A spokesperson for ES&S told The Hill that such disclosures were “inadvertently omitted in our vendor application” and that this occurred “due to our mistaken interpretation of Philadelphia’s contracting process.”

According to the city’s rules, these kind of omissions disqualify a vendor from bidding. Although the city found out about ES&S’s violations after its bid was approved, the city retains the power to void the contract. But rather than do that, the city merely fined the company. ES&S now has to repay 10 percent of the contract amount (around $2.9 million) as a result of its violations.

That’s a serious slap on the wrist, and it might seem a just penalty — if it weren’t for the fact that the city slit the throat of its largest minority contractor only a few months ago for doing the exact same thing.

It all happened last spring when the city disqualified U.S. Facilities, Inc., a minority-owned subsidiary of Philadelphia-based PRWT Services, from even bidding on a more than $14 million annual maintenance and security services contract after the company failed to disclose less than $500 in political campaign contributions in 2017.

U.S. Facilities had held the contract — the city’s largest for a minority-owned business — since 2003. In 2018, the company was the only one among the city’s top ten highest paid contractors to meet 100 percent of its minority-businesses enterprise (MBE) participation. (The ownership of the new winning bidder, Chicago-based Jones Lang LaSalle, is predominantly white.)

Many Black community leaders argued at the time that the city’s punishment was too severe, but Mike Dunn, a spokesperson for the Kenney administration, doubled down.

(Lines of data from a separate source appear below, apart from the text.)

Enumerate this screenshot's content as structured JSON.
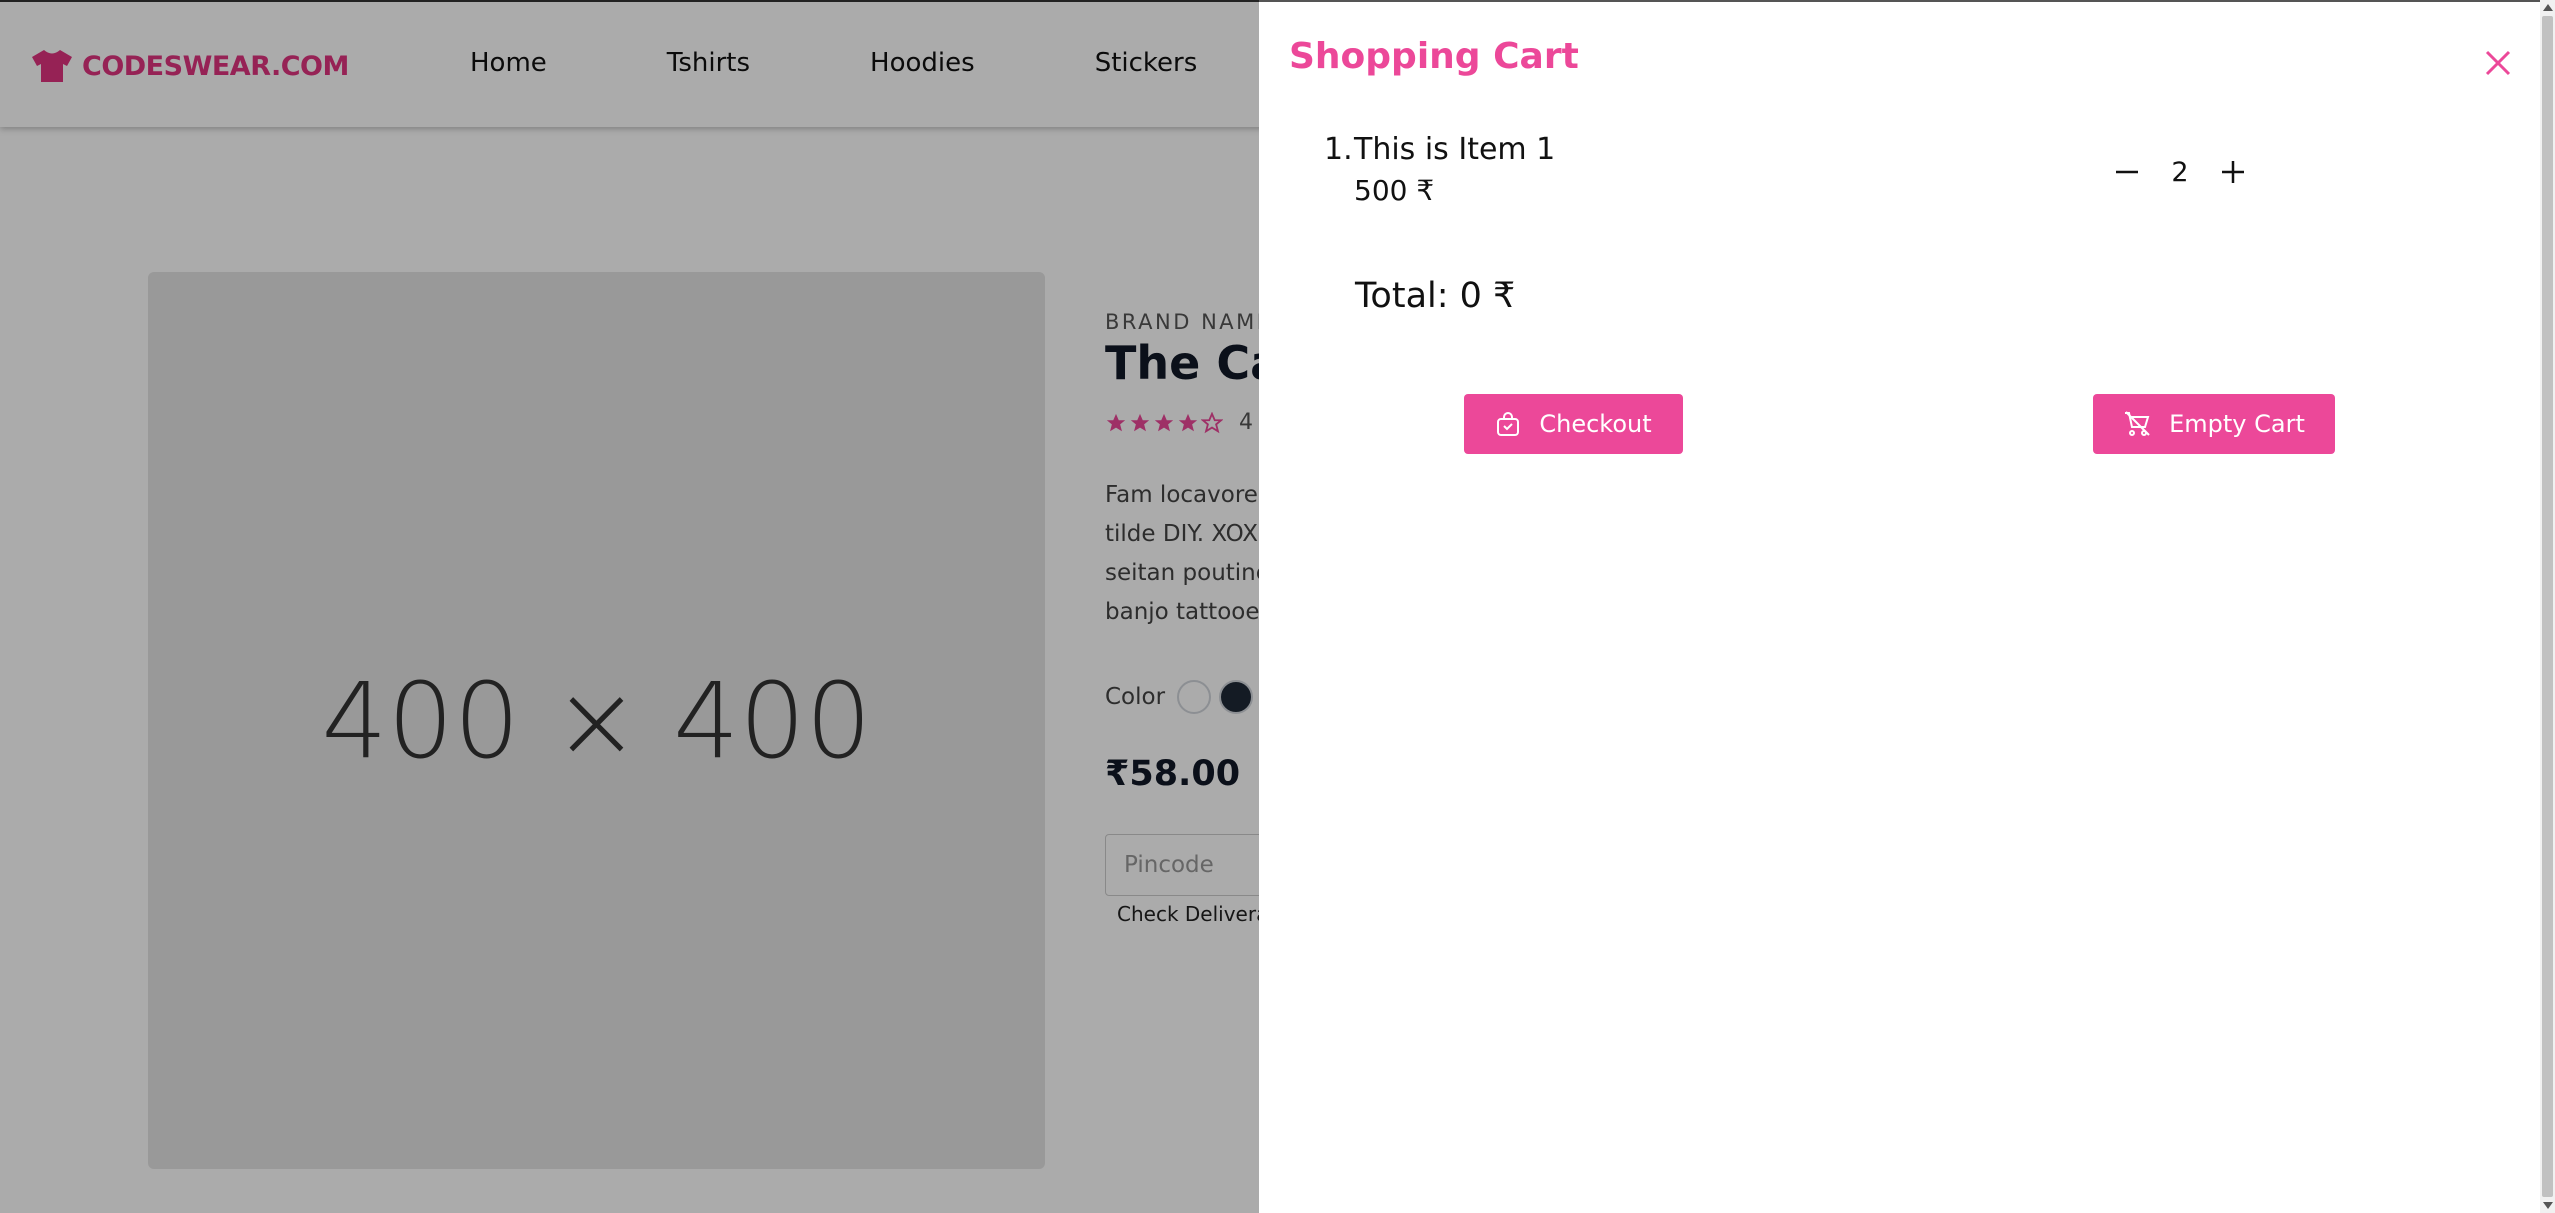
{
  "navbar": {
    "logo_text": "CODESWEAR.COM",
    "links": [
      "Home",
      "Tshirts",
      "Hoodies",
      "Stickers"
    ]
  },
  "product": {
    "image_placeholder": "400 × 400",
    "brand": "BRAND NAME",
    "title": "The Cat",
    "rating": 4,
    "reviews": "4",
    "description_lines": [
      "Fam locavore k",
      "tilde DIY. XOX",
      "seitan poutine",
      "banjo tattooed"
    ],
    "color_label": "Color",
    "colors": [
      "#ffffff",
      "#1f2937"
    ],
    "price": "₹58.00",
    "pincode_placeholder": "Pincode",
    "check_delivery": "Check Delivera"
  },
  "cart": {
    "title": "Shopping Cart",
    "items": [
      {
        "number": "1.",
        "name": "This is Item 1",
        "price": "500 ₹",
        "qty": "2"
      }
    ],
    "total": "Total: 0 ₹",
    "checkout_label": "Checkout",
    "empty_label": "Empty Cart"
  },
  "colors": {
    "accent": "#ec4899",
    "overlay": "rgba(0,0,0,0.33)"
  },
  "icons": [
    "tshirt-icon",
    "close-icon",
    "minus-icon",
    "plus-icon",
    "shopping-bag-icon",
    "cart-off-icon",
    "star-icon"
  ]
}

“These laws are well-known for their strict, mandatory requirements for disclosing political contributions and the resulting consequences for non-compliance,” Dunn then told The Philadelphia Tribune back in April.

So why is the same not happening to ES&S? If both companies failed to disclose their political contributions, both should receive the same consequence.

By allowing ES&S — a white-owned company with less than 1 percent minority participation — to keep its contract, the Kenney administration made clear where it stands on diversity and inclusion. When given a bold opportunity to counter implicit bias, double standards, and racial inequity, the city proved what many Black and brown business owners already know to be true: The system is fundamentally stacked against them.